Suatu hari aku berjalan ke makam Syah Naqsyband. Ketika aku kembali, aku melihat Syekh `Alauddin al-Ghujdawani menghampiriku. Beliau berkata, ‘Aku pikir sebaiknya engkau tinggal bersama kami malam ini.’ Kami melakukan Salat `Isya, beliau menawariku makan malam, beliau lalu berkata, ‘Wahai anakku, mari kita hidupkan malam ini.’ Beliau duduk bersila dan aku duduk di belakangnya. Beliau duduk dalam meditasi dan zikir yang sempurna dan beliau tidak pernah bergerak ke kiri atau ke kanan.

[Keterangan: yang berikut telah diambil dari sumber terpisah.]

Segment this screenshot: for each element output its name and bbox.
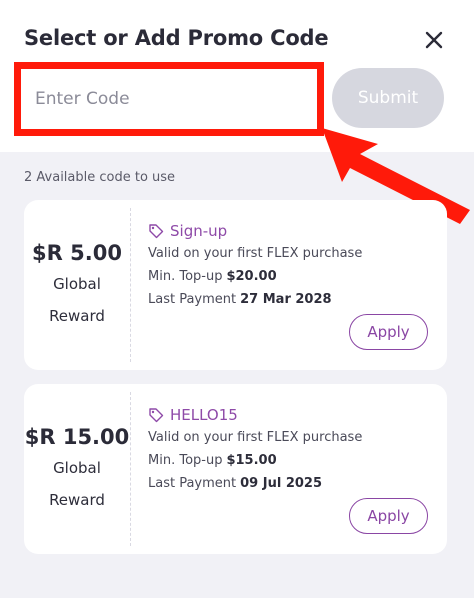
- promo-code-name: Sign-up: [170, 222, 228, 240]
- promo-amount-section: $R 5.00 Global Reward: [24, 200, 130, 370]
- promo-code-row: Sign-up: [148, 220, 362, 242]
- reward-label-line1: Global: [53, 275, 101, 293]
- promo-code-field-highlight: [14, 62, 324, 136]
- promo-code-name: HELLO15: [170, 406, 238, 424]
- close-icon: [425, 31, 443, 49]
- promo-amount: $R 5.00: [32, 241, 122, 265]
- dashed-divider: [130, 392, 131, 546]
- last-payment-label: Last Payment: [148, 476, 237, 491]
- last-payment-value: 27 Mar 2028: [240, 292, 332, 307]
- promo-card: $R 5.00 Global Reward Sign-up Valid on y…: [24, 200, 447, 370]
- min-topup-label: Min. Top-up: [148, 269, 223, 284]
- min-topup-value: $15.00: [226, 453, 277, 468]
- apply-button[interactable]: Apply: [349, 498, 428, 534]
- apply-button[interactable]: Apply: [349, 314, 428, 350]
- available-codes-label: 2 Available code to use: [24, 170, 176, 185]
- last-payment-row: Last Payment 09 Jul 2025: [148, 472, 362, 495]
- reward-label-line2: Reward: [49, 491, 105, 509]
- promo-code-row: HELLO15: [148, 404, 362, 426]
- reward-label-line2: Reward: [49, 307, 105, 325]
- min-topup-label: Min. Top-up: [148, 453, 223, 468]
- tag-icon: [149, 408, 164, 423]
- promo-description: Valid on your first FLEX purchase: [148, 246, 363, 261]
- promo-details: HELLO15 Valid on your first FLEX purchas…: [148, 404, 362, 495]
- promo-description: Valid on your first FLEX purchase: [148, 430, 363, 445]
- promo-amount: $R 15.00: [24, 425, 130, 449]
- min-topup-row: Min. Top-up $20.00: [148, 265, 362, 288]
- last-payment-label: Last Payment: [148, 292, 237, 307]
- dashed-divider: [130, 208, 131, 362]
- page-title: Select or Add Promo Code: [24, 26, 329, 50]
- min-topup-row: Min. Top-up $15.00: [148, 449, 362, 472]
- min-topup-value: $20.00: [226, 269, 277, 284]
- reward-label-line1: Global: [53, 459, 101, 477]
- close-button[interactable]: [420, 26, 448, 54]
- promo-card: $R 15.00 Global Reward HELLO15 Valid on …: [24, 384, 447, 554]
- last-payment-row: Last Payment 27 Mar 2028: [148, 288, 362, 311]
- last-payment-value: 09 Jul 2025: [240, 476, 322, 491]
- tag-icon: [149, 224, 164, 239]
- promo-code-input[interactable]: [21, 69, 317, 129]
- promo-details: Sign-up Valid on your first FLEX purchas…: [148, 220, 362, 311]
- promo-amount-section: $R 15.00 Global Reward: [24, 384, 130, 554]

Melalui ilmu spiritualku, aku tahu bahwa orang yang berada dalam keadaan seperti itu pasti berada dalam Hadratillah sepenuhnya. Aku terkejut bahwa di usianya yang mencapai 90 tahun, beliau tidak merasa lelah. Aku sendiri mulai merasa kelelahan ketika mencapai tengah malam. Jadi aku mulai mengeluarkan sedikit suara, berharap beliau akan mengizinkan aku untuk berhenti. Ternyata beliau mengabaikan aku. Kemudian aku berdiri untuk menarik perhatiannya, tetapi beliau tetap mengabaikan aku. Aku merasa malu dan kemudian aku kembali ke tempatku dan duduk kembali. Pada saat itu aku mengalami suatu penglihatan spiritual di mana beliau mencurahkan Ilmu tentang Keteguhan dan Ketabahan Hati (at-tamkin) ke dalam kalbuku. Sejak saat itu, setiap kali menghadapi kesulitan aku merasa mampu menjalaninya tanpa ada gangguan. Aku menyadari bahwa Tarekat ini sepenuhnya berdasarkan pada dukungan yang diberikan oleh Syekh kepada murid. Beliau mengajari aku bahwa seseorang harus berusaha untuk tetap teguh dan istikamah dalam zikir, karena apapun yang dapat diraih dengan mudah, tanpa kesulitan, ia tidak akan bertahan lama bersamamu. Sedangkan apapun yang kau raih dengan keringatmu maka ia akan tinggal bersamamu.”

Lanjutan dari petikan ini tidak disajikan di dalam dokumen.